Activists have found a friend in Rep. Vern Buchanan, a Florida Republican who proposed an amendment last year to block funding for horse slaughter facility inspections. He authored the Safeguard American Food Exports (SAFE) Act, a measure that would prohibit the export of horses to Mexican and Canadian slaughterhouses.
Buchanan, co-chair of the bipartisan Animal Protection Caucus, led the effort to ensure that the ban be included in the spending deal. Twenty lawmakers signed his letter to key congressional leaders, writing that “horse slaughter threatens public health, is strongly opposed by the vast majority of Americans, has no American market and benefits foreign interests.”
Buchanan has pushed for his horse export measure for years. The bill has more than 200 co-sponsors, including seven Texas Democrats, but it has yet to receive a hearing. The Humane Society of the United States estimates that more than 100,000 horses are sent across the border to be slaughtered in Mexico or Canada each year.
“The slaughter of horses for human consumption is a barbaric practice that must end,” Buchanan said in a statement Monday.

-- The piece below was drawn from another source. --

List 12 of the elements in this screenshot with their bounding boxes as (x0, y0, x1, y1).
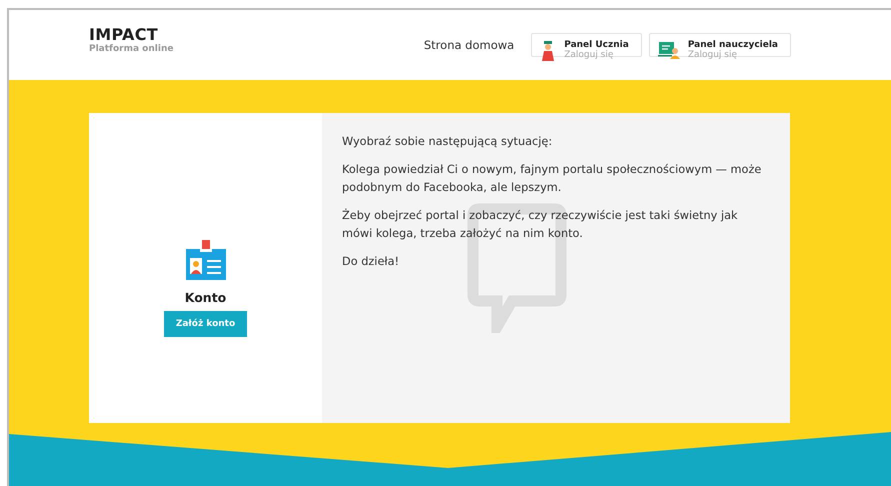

And the Humane Society, which supports Buchanan’s bill, says public opinion is on their side. A 2012 poll by the American Society for the Prevention of Cruelty to Animals found that 80 percent of Americans oppose the slaughter of horses for human consumption.
Texas opinion
Although a horse slaughter ban has the support of some Texans, the delegation is divided. In 2015, Rep. Pete Sessions of Dallas was among 13 Republicans who urged House leaders to legalize slaughter in budget negotiations with the Senate. The other side prevailed, and the ban has remained in place.
And in July, all four Texans on the House appropriations panel -- Republicans John Carter of Round Rock, Kay Granger of Fort Worth, and John Culberson of Houston, and Democrat Henry Cuellar of Laredo -- sided with the pro-slaughter forces.

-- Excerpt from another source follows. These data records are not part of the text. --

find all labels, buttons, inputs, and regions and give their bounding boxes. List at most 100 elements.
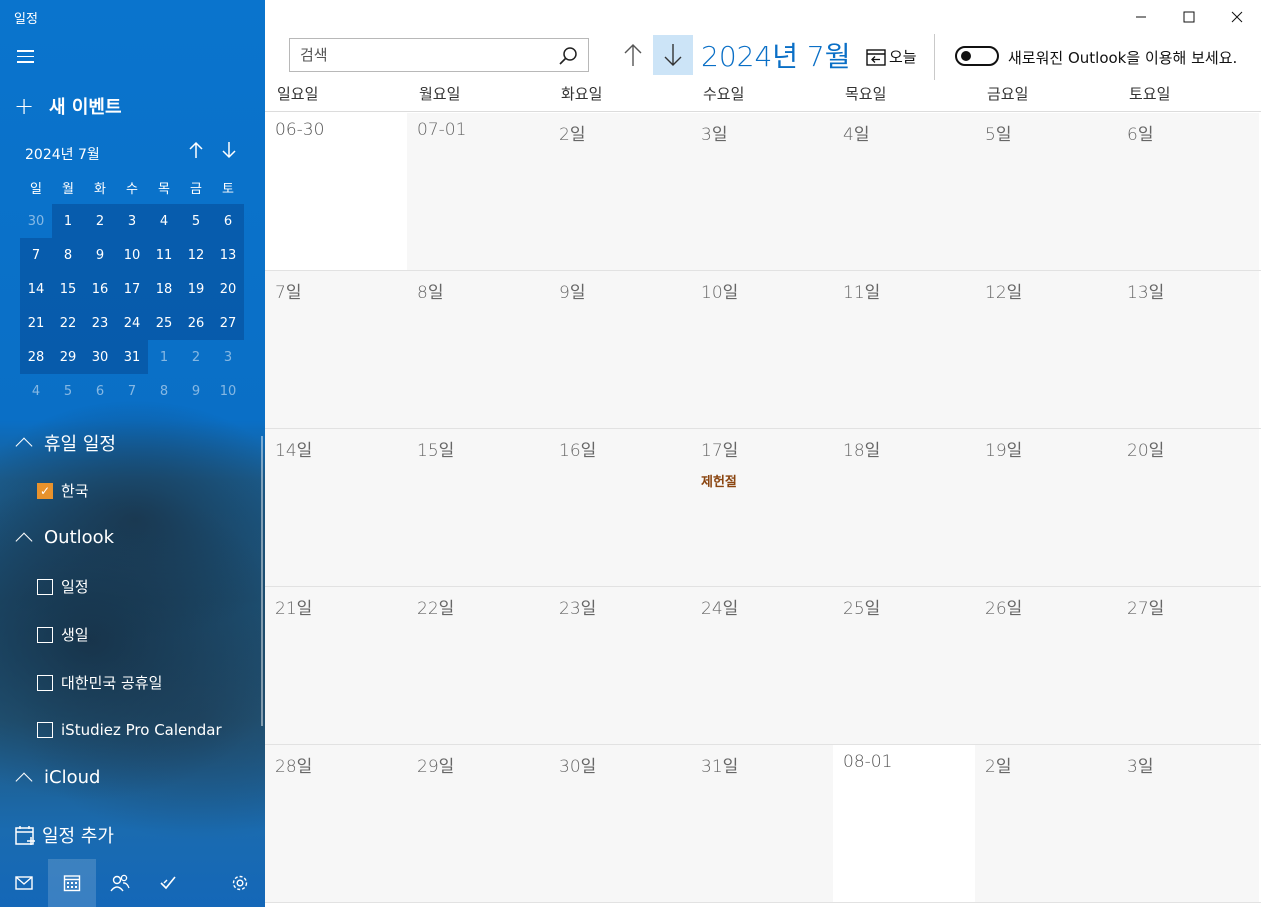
mini-calendar-day[interactable]: 30 — [84, 340, 116, 374]
mini-calendar-day[interactable]: 7 — [116, 374, 148, 408]
section-icloud-header[interactable]: iCloud — [14, 767, 100, 789]
mini-calendar-day[interactable]: 30 — [20, 204, 52, 238]
mini-calendar-day[interactable]: 29 — [52, 340, 84, 374]
search-input[interactable] — [300, 45, 540, 65]
calendar-day-cell[interactable]: 24일 — [691, 587, 833, 744]
calendar-day-cell[interactable]: 20일 — [1117, 429, 1259, 586]
mini-calendar-day[interactable]: 28 — [20, 340, 52, 374]
calendar-day-cell[interactable]: 2일 — [549, 113, 691, 270]
mini-calendar-day[interactable]: 5 — [52, 374, 84, 408]
calendar-item-korean-holidays[interactable]: 대한민국 공휴일 — [37, 672, 162, 693]
calendar-day-cell[interactable]: 08-01 — [833, 745, 975, 902]
checkbox-icon[interactable] — [37, 578, 53, 595]
new-event-button[interactable]: + 새 이벤트 — [14, 93, 122, 119]
maximize-icon[interactable] — [1165, 0, 1213, 34]
mini-calendar-prev-arrow-up-icon[interactable] — [188, 141, 204, 164]
mini-calendar-day[interactable]: 22 — [52, 306, 84, 340]
calendar-day-cell[interactable]: 29일 — [407, 745, 549, 902]
settings-icon[interactable] — [216, 859, 264, 907]
mini-calendar-day[interactable]: 20 — [212, 272, 244, 306]
mini-calendar-day[interactable]: 12 — [180, 238, 212, 272]
calendar-day-cell[interactable]: 25일 — [833, 587, 975, 744]
calendar-day-cell[interactable]: 28일 — [265, 745, 407, 902]
checkbox-checked-icon[interactable]: ✓ — [37, 482, 53, 499]
mail-icon[interactable] — [0, 859, 48, 907]
new-outlook-toggle[interactable] — [955, 46, 999, 66]
calendar-item-korea[interactable]: ✓ 한국 — [37, 480, 89, 501]
calendar-item-birthday[interactable]: 생일 — [37, 624, 89, 645]
calendar-day-cell[interactable]: 12일 — [975, 271, 1117, 428]
people-icon[interactable] — [96, 859, 144, 907]
mini-calendar-day[interactable]: 1 — [52, 204, 84, 238]
mini-calendar-day[interactable]: 16 — [84, 272, 116, 306]
mini-calendar-day[interactable]: 14 — [20, 272, 52, 306]
minimize-icon[interactable] — [1117, 0, 1165, 34]
calendar-day-cell[interactable]: 4일 — [833, 113, 975, 270]
mini-calendar-day[interactable]: 1 — [148, 340, 180, 374]
calendar-day-cell[interactable]: 22일 — [407, 587, 549, 744]
calendar-day-cell[interactable]: 30일 — [549, 745, 691, 902]
mini-calendar-day[interactable]: 15 — [52, 272, 84, 306]
mini-calendar-day[interactable]: 13 — [212, 238, 244, 272]
todo-icon[interactable] — [144, 859, 192, 907]
calendar-day-cell[interactable]: 31일 — [691, 745, 833, 902]
mini-calendar-day[interactable]: 9 — [84, 238, 116, 272]
mini-calendar-day[interactable]: 6 — [84, 374, 116, 408]
calendar-item-schedule[interactable]: 일정 — [37, 576, 89, 597]
calendar-day-cell[interactable]: 10일 — [691, 271, 833, 428]
calendar-day-cell[interactable]: 06-30 — [265, 113, 407, 270]
sidebar-scrollbar[interactable] — [261, 436, 263, 726]
mini-calendar-day[interactable]: 26 — [180, 306, 212, 340]
calendar-day-cell[interactable]: 7일 — [265, 271, 407, 428]
mini-calendar-day[interactable]: 2 — [84, 204, 116, 238]
mini-calendar-day[interactable]: 27 — [212, 306, 244, 340]
calendar-event[interactable]: 제헌절 — [701, 471, 823, 490]
calendar-day-cell[interactable]: 3일 — [1117, 745, 1259, 902]
calendar-day-cell[interactable]: 16일 — [549, 429, 691, 586]
mini-calendar-day[interactable]: 4 — [148, 204, 180, 238]
calendar-day-cell[interactable]: 15일 — [407, 429, 549, 586]
mini-calendar-day[interactable]: 21 — [20, 306, 52, 340]
calendar-day-cell[interactable]: 3일 — [691, 113, 833, 270]
mini-calendar-day[interactable]: 19 — [180, 272, 212, 306]
calendar-day-cell[interactable]: 9일 — [549, 271, 691, 428]
calendar-day-cell[interactable]: 27일 — [1117, 587, 1259, 744]
calendar-day-cell[interactable]: 23일 — [549, 587, 691, 744]
mini-calendar-day[interactable]: 6 — [212, 204, 244, 238]
mini-calendar-day[interactable]: 31 — [116, 340, 148, 374]
hamburger-menu-icon[interactable] — [17, 50, 34, 63]
calendar-day-cell[interactable]: 5일 — [975, 113, 1117, 270]
calendar-day-cell[interactable]: 19일 — [975, 429, 1117, 586]
checkbox-icon[interactable] — [37, 722, 53, 738]
mini-calendar-day[interactable]: 17 — [116, 272, 148, 306]
calendar-day-cell[interactable]: 17일 제헌절 — [691, 429, 833, 586]
calendar-day-cell[interactable]: 6일 — [1117, 113, 1259, 270]
mini-calendar-month[interactable]: 2024년 7월 — [25, 144, 100, 164]
mini-calendar-day[interactable]: 25 — [148, 306, 180, 340]
mini-calendar-day[interactable]: 3 — [212, 340, 244, 374]
calendar-day-cell[interactable]: 18일 — [833, 429, 975, 586]
close-icon[interactable] — [1213, 0, 1261, 34]
calendar-day-cell[interactable]: 14일 — [265, 429, 407, 586]
month-title[interactable]: 2024년 7월 — [701, 35, 851, 75]
mini-calendar-day[interactable]: 2 — [180, 340, 212, 374]
mini-calendar-day[interactable]: 3 — [116, 204, 148, 238]
calendar-icon[interactable] — [48, 859, 96, 907]
calendar-item-istudiez[interactable]: iStudiez Pro Calendar — [37, 721, 222, 739]
mini-calendar-day[interactable]: 11 — [148, 238, 180, 272]
checkbox-icon[interactable] — [37, 674, 53, 691]
mini-calendar-day[interactable]: 24 — [116, 306, 148, 340]
section-holiday-header[interactable]: 휴일 일정 — [14, 430, 116, 456]
calendar-day-cell[interactable]: 26일 — [975, 587, 1117, 744]
calendar-day-cell[interactable]: 07-01 — [407, 113, 549, 270]
today-button[interactable]: 오늘 — [866, 46, 917, 67]
calendar-day-cell[interactable]: 2일 — [975, 745, 1117, 902]
mini-calendar-day[interactable]: 5 — [180, 204, 212, 238]
mini-calendar-day[interactable]: 10 — [116, 238, 148, 272]
mini-calendar-day[interactable]: 8 — [148, 374, 180, 408]
mini-calendar-day[interactable]: 23 — [84, 306, 116, 340]
next-month-arrow-down-icon[interactable] — [653, 35, 693, 75]
search-icon[interactable] — [558, 46, 578, 70]
mini-calendar-day[interactable]: 18 — [148, 272, 180, 306]
mini-calendar-next-arrow-down-icon[interactable] — [221, 141, 237, 164]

Supporters of domestic horse meat production argue that disposing of unwanted horses by cremation or landfill is costly. Owners can get up to $700 for selling an animal to a slaughterhouse across the border, while disposing in a landfill can cost several hundred dollars. Cremation costs up to $1,000.
But animal activists say that’s part of the cost of owning a horse.
“Our feeling is that people who own horses have to take responsibility for them in life and in death,” Blaney said. “If the horse has to be destroyed for some reason...while there’s an expense to that, there’s an expense to keeping a horse."